Compilation fails on macOS due to .zip(devices)
Describe the bug
Log output for building with --features metal:
error[E0425]: cannot find value devicesin this scope --> mistralrs-core/src/pipeline/isq.rs:194:26 | 194 | .zip(devices) | ^^^^^^^ help: a local variable with a similar name exists:device`
warning: unused import: indicatif::ProgressIterator
--> mistralrs-core/src/pipeline/isq.rs:191:21
|
191 | use indicatif::ProgressIterator;
| ^^^^^^^^^^^^^^^^^^^^^^^^^^^
|
= note: #[warn(unused_imports)] on by default
For more information about this error, try rustc --explain E0425.
warning: mistralrs-core (lib) generated 1 warning
error: could not compile mistralrs-core (lib) due to 1 previous error; 1 warning emitted
warning: build failed, waiting for other jobs to finish...
vincent@MBPM3MVLB mistral.rs % cargo build --release --features metal
Compiling mistralrs-core v0.2.5 (/Users/vincent/LLM/mistralrs/mistral.rs/mistralrs-core)

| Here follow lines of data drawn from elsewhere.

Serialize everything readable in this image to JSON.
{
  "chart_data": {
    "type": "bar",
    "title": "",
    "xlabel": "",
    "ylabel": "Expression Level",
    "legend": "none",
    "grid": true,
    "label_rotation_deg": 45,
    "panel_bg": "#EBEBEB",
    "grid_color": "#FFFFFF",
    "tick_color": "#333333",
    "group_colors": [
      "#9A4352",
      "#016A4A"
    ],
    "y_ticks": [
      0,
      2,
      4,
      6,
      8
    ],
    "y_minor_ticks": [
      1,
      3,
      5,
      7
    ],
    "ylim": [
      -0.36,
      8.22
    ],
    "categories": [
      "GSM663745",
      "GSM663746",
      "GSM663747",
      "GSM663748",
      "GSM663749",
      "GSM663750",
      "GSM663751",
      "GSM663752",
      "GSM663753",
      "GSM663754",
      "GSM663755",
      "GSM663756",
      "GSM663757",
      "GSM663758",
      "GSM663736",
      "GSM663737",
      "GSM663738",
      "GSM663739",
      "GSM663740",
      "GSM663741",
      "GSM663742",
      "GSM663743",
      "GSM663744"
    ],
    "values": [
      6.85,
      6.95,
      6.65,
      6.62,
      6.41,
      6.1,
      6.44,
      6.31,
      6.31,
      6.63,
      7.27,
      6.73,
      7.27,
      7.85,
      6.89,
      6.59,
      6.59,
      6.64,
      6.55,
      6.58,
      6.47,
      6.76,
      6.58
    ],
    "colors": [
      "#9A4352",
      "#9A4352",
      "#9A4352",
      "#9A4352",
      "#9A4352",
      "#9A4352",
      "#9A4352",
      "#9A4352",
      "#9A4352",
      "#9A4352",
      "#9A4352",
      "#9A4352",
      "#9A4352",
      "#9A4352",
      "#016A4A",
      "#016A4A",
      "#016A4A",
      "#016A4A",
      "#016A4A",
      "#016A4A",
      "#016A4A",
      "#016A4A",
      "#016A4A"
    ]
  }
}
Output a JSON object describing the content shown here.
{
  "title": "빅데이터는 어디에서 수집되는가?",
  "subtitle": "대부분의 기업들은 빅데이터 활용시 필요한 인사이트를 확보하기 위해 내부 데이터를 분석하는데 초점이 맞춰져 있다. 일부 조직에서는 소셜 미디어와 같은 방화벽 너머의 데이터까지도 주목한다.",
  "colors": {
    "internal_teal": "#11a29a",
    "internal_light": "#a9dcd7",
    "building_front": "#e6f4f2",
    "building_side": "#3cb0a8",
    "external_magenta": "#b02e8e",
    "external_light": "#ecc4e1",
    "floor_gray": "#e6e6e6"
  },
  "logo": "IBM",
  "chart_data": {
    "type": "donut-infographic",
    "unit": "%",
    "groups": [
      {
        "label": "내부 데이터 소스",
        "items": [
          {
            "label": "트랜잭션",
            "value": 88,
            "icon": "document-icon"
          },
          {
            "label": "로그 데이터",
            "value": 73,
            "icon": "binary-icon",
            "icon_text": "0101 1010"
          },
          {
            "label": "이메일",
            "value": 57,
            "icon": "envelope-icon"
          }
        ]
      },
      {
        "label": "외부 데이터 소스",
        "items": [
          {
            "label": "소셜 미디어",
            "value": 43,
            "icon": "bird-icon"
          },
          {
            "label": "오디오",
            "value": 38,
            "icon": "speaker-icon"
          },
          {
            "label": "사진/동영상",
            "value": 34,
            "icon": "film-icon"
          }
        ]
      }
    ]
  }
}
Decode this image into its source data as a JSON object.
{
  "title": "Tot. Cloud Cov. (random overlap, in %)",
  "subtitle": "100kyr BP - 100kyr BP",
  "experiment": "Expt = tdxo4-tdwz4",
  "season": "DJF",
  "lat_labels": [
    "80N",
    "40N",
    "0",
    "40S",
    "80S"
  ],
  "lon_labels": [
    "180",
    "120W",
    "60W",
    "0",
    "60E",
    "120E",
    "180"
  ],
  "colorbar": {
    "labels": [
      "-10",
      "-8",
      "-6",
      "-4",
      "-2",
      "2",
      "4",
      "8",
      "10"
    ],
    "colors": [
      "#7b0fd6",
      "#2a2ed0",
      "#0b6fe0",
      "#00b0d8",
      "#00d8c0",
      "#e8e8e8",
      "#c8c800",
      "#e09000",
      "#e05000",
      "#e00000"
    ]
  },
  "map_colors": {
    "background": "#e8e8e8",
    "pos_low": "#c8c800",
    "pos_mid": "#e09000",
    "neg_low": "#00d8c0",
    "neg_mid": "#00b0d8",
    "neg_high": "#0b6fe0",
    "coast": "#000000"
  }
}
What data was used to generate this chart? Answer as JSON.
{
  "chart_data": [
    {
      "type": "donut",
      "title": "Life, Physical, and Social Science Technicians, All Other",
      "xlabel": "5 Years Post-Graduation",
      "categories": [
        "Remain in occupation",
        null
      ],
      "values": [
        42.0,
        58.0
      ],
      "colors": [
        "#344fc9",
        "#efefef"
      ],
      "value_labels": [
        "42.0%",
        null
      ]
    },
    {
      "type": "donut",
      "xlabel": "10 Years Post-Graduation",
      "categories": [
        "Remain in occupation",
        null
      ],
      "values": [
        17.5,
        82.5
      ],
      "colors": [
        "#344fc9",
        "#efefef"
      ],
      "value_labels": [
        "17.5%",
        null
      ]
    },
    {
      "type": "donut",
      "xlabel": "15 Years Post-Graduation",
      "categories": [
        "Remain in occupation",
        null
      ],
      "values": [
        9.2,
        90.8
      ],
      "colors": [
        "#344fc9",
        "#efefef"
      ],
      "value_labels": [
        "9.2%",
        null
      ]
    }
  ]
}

error[E0425]: cannot find value devices in this scope
--> mistralrs-core/src/pipeline/isq.rs:194:26
|
194 | .zip(devices)
| ^^^^^^^ help: a local variable with a similar name exists: device
warning: unused import: indicatif::ProgressIterator
--> mistralrs-core/src/pipeline/isq.rs:191:21
|
191 | use indicatif::ProgressIterator;
| ^^^^^^^^^^^^^^^^^^^^^^^^^^^
|
= note: #[warn(unused_imports)] on by default
For more information about this error, try rustc --explain E0425.
warning: mistralrs-core (lib) generated 1 warning
error: could not compile mistralrs-core (lib) due to 1 previous error; 1 warning emitted`
Latest commit or version
Which commit or version you ran with: b20b818
Proposed solution
I changed line 194 in isq.rs to .zip(devices_and_dtypes) and that resolved the issue. Also seemed the correct solution to me, since that variable is also used in the non-metal devices.

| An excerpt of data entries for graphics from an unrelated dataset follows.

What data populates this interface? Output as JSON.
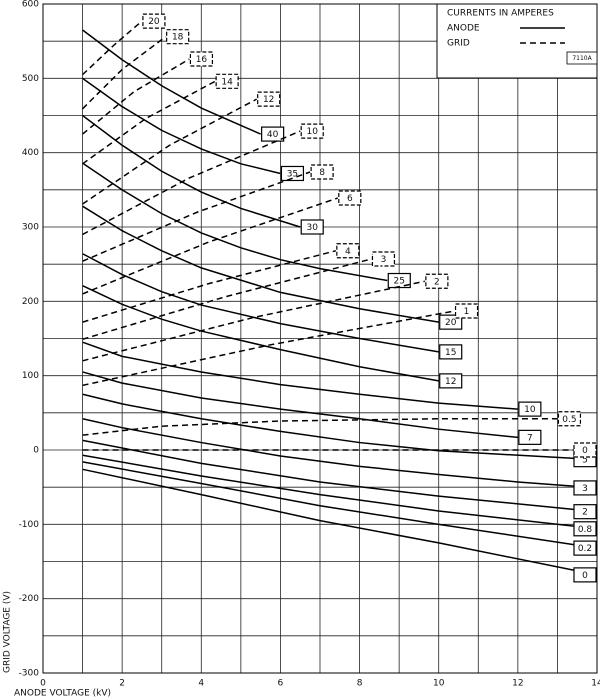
{
  "chart_data": {
    "type": "line",
    "x_label": "ANODE VOLTAGE (kV)",
    "y_label": "GRID VOLTAGE (V)",
    "xlim": [
      0,
      14
    ],
    "ylim": [
      -300,
      600
    ],
    "xticks": [
      0,
      2,
      4,
      6,
      8,
      10,
      12,
      14
    ],
    "yticks": [
      -300,
      -200,
      -100,
      0,
      100,
      200,
      300,
      400,
      500,
      600
    ],
    "x_minor_ticks": [
      1,
      3,
      5,
      7,
      9,
      11,
      13
    ],
    "y_minor_ticks": [
      -250,
      -150,
      -50,
      50,
      150,
      250,
      350,
      450,
      550
    ],
    "grid": true,
    "legend": {
      "title": "CURRENTS IN AMPERES",
      "position": "upper right",
      "entries": [
        {
          "label": "ANODE",
          "style": "solid"
        },
        {
          "label": "GRID",
          "style": "dashed"
        }
      ]
    },
    "code": "7110A",
    "series": [
      {
        "name": "40",
        "style": "solid",
        "color": "#000",
        "x": [
          1,
          2,
          3,
          4,
          5.5
        ],
        "values": [
          565,
          525,
          490,
          460,
          425
        ]
      },
      {
        "name": "35",
        "style": "solid",
        "color": "#000",
        "x": [
          1,
          2,
          3,
          4,
          5,
          6
        ],
        "values": [
          500,
          462,
          430,
          405,
          385,
          372
        ]
      },
      {
        "name": "30",
        "style": "solid",
        "color": "#000",
        "x": [
          1,
          2,
          3,
          4,
          5,
          6.5
        ],
        "values": [
          450,
          410,
          375,
          347,
          325,
          300
        ]
      },
      {
        "name": "25",
        "style": "solid",
        "color": "#000",
        "x": [
          1,
          2,
          3,
          4,
          5,
          6,
          7,
          8.7
        ],
        "values": [
          386,
          350,
          318,
          292,
          272,
          256,
          244,
          228
        ]
      },
      {
        "name": "20",
        "style": "solid",
        "color": "#000",
        "x": [
          1,
          2,
          3,
          4,
          6,
          8,
          10
        ],
        "values": [
          328,
          295,
          268,
          245,
          212,
          190,
          172
        ]
      },
      {
        "name": "15",
        "style": "solid",
        "color": "#000",
        "x": [
          1,
          2,
          3,
          4,
          6,
          8,
          10
        ],
        "values": [
          264,
          236,
          213,
          195,
          170,
          150,
          132
        ]
      },
      {
        "name": "12",
        "style": "solid",
        "color": "#000",
        "x": [
          1,
          2,
          3,
          4,
          6,
          8,
          10
        ],
        "values": [
          221,
          196,
          176,
          160,
          135,
          112,
          93
        ]
      },
      {
        "name": "10",
        "style": "solid",
        "color": "#000",
        "x": [
          1,
          2,
          4,
          6,
          8,
          10,
          12
        ],
        "values": [
          145,
          126,
          105,
          88,
          75,
          63,
          55
        ]
      },
      {
        "name": "7",
        "style": "solid",
        "color": "#000",
        "x": [
          1,
          2,
          4,
          6,
          8,
          10,
          12
        ],
        "values": [
          105,
          90,
          70,
          55,
          42,
          28,
          17
        ]
      },
      {
        "name": "5",
        "style": "solid",
        "color": "#000",
        "x": [
          1,
          2,
          4,
          6,
          8,
          10,
          14
        ],
        "values": [
          75,
          62,
          42,
          25,
          10,
          -1,
          -13
        ]
      },
      {
        "name": "3",
        "style": "solid",
        "color": "#000",
        "x": [
          1,
          2,
          4,
          6,
          8,
          10,
          12,
          14
        ],
        "values": [
          42,
          30,
          10,
          -8,
          -22,
          -33,
          -43,
          -51
        ]
      },
      {
        "name": "2",
        "style": "solid",
        "color": "#000",
        "x": [
          1,
          4,
          7,
          10,
          14
        ],
        "values": [
          13,
          -18,
          -43,
          -62,
          -83
        ]
      },
      {
        "name": "0.8",
        "style": "solid",
        "color": "#000",
        "x": [
          1,
          4,
          7,
          10,
          14
        ],
        "values": [
          -7,
          -35,
          -60,
          -82,
          -106
        ]
      },
      {
        "name": "0.2",
        "style": "solid",
        "color": "#000",
        "x": [
          1,
          4,
          7,
          10,
          14
        ],
        "values": [
          -16,
          -45,
          -75,
          -100,
          -132
        ]
      },
      {
        "name": "0",
        "style": "solid",
        "color": "#000",
        "x": [
          1,
          4,
          7,
          10,
          14
        ],
        "values": [
          -26,
          -60,
          -95,
          -125,
          -168
        ]
      },
      {
        "name": "20",
        "style": "dashed",
        "color": "#000",
        "x": [
          1,
          1.8,
          2.5
        ],
        "values": [
          505,
          545,
          577
        ]
      },
      {
        "name": "18",
        "style": "dashed",
        "color": "#000",
        "x": [
          1,
          2,
          3.1
        ],
        "values": [
          459,
          512,
          556
        ]
      },
      {
        "name": "16",
        "style": "dashed",
        "color": "#000",
        "x": [
          1,
          2.3,
          3.7
        ],
        "values": [
          425,
          482,
          526
        ]
      },
      {
        "name": "14",
        "style": "dashed",
        "color": "#000",
        "x": [
          1,
          2.6,
          4.35
        ],
        "values": [
          385,
          446,
          496
        ]
      },
      {
        "name": "12",
        "style": "dashed",
        "color": "#000",
        "x": [
          1,
          3.2,
          5.4
        ],
        "values": [
          331,
          410,
          472
        ]
      },
      {
        "name": "10",
        "style": "dashed",
        "color": "#000",
        "x": [
          1,
          3.7,
          6.5
        ],
        "values": [
          290,
          366,
          429
        ]
      },
      {
        "name": "8",
        "style": "dashed",
        "color": "#000",
        "x": [
          1,
          3.9,
          6.75
        ],
        "values": [
          254,
          320,
          374
        ]
      },
      {
        "name": "6",
        "style": "dashed",
        "color": "#000",
        "x": [
          1,
          4.2,
          7.45
        ],
        "values": [
          210,
          280,
          339
        ]
      },
      {
        "name": "4",
        "style": "dashed",
        "color": "#000",
        "x": [
          1,
          4.2,
          7.4
        ],
        "values": [
          172,
          224,
          268
        ]
      },
      {
        "name": "3",
        "style": "dashed",
        "color": "#000",
        "x": [
          1,
          4.6,
          8.3
        ],
        "values": [
          149,
          206,
          257
        ]
      },
      {
        "name": "2",
        "style": "dashed",
        "color": "#000",
        "x": [
          1,
          5.3,
          9.65
        ],
        "values": [
          120,
          178,
          227
        ]
      },
      {
        "name": "1",
        "style": "dashed",
        "color": "#000",
        "x": [
          1,
          5.7,
          10.4
        ],
        "values": [
          87,
          141,
          187
        ]
      },
      {
        "name": "0.5",
        "style": "dashed",
        "color": "#000",
        "x": [
          1,
          3,
          6,
          10,
          13
        ],
        "values": [
          20,
          32,
          39,
          42,
          42
        ]
      },
      {
        "name": "0",
        "style": "dashed",
        "color": "#000",
        "x": [
          1,
          14
        ],
        "values": [
          0,
          0
        ]
      }
    ]
  }
}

@vlbosch thanks for reporting this, I just merged #706. Can you please confirm master works now?
@EricLBuehler Thanks for the quick reply! I can confirm that master builds correctly now.
Maybe another issue, or I don't understand how ISQ works, but when trying to run a model with ISQ HQQ4, it doesn't work. First I tried Mistral Large with the following command: 'mistralrs-server --isq HQQ4 -i --throughput plain --model-id /Users/vincent/LLM/Mistral-Large-Instruct-2407 --arch mistral'
It keeps pushing RAM, which forces zsh to kill the process before it is finished quantizing. Even on an 128GB M3 Max. Maybe quantized files should intermediately be pushed to the SSD and after ISQ is finished, the quantized files be loaded in RAM? Or am I doing something wrong?

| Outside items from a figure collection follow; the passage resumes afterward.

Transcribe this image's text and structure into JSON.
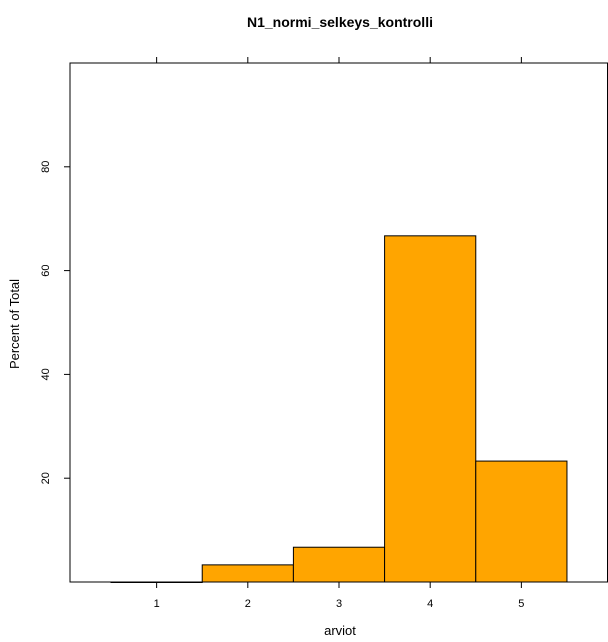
{
  "chart_data": {
    "type": "bar",
    "title": "N1_normi_selkeys_kontrolli",
    "xlabel": "arviot",
    "ylabel": "Percent of Total",
    "categories": [
      "1",
      "2",
      "3",
      "4",
      "5"
    ],
    "x": [
      1,
      2,
      3,
      4,
      5
    ],
    "values": [
      0,
      3.3,
      6.7,
      66.7,
      23.3
    ],
    "xlim": [
      0.05,
      5.95
    ],
    "ylim": [
      0,
      100
    ],
    "x_ticks": [
      1,
      2,
      3,
      4,
      5
    ],
    "y_ticks": [
      20,
      40,
      60,
      80
    ],
    "bar_color": "#FFA500",
    "grid": false
  }
}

Also tried with smaller models, but then they never generate a response. Gemma gives the following error: 'thread 'main' panicked at mistralrs-core/src/pipeline/isq.rs:200:30:
called Result::unwrap() on an Err value: Msg("Metal strided to_dtype F64 F16 not implemented")"
@vlbosch can you please open another issue with the strange behavior, showing the GPU/CPU memory usage during ISQ, perhaps with a video? Closing this now, but please create the other issue!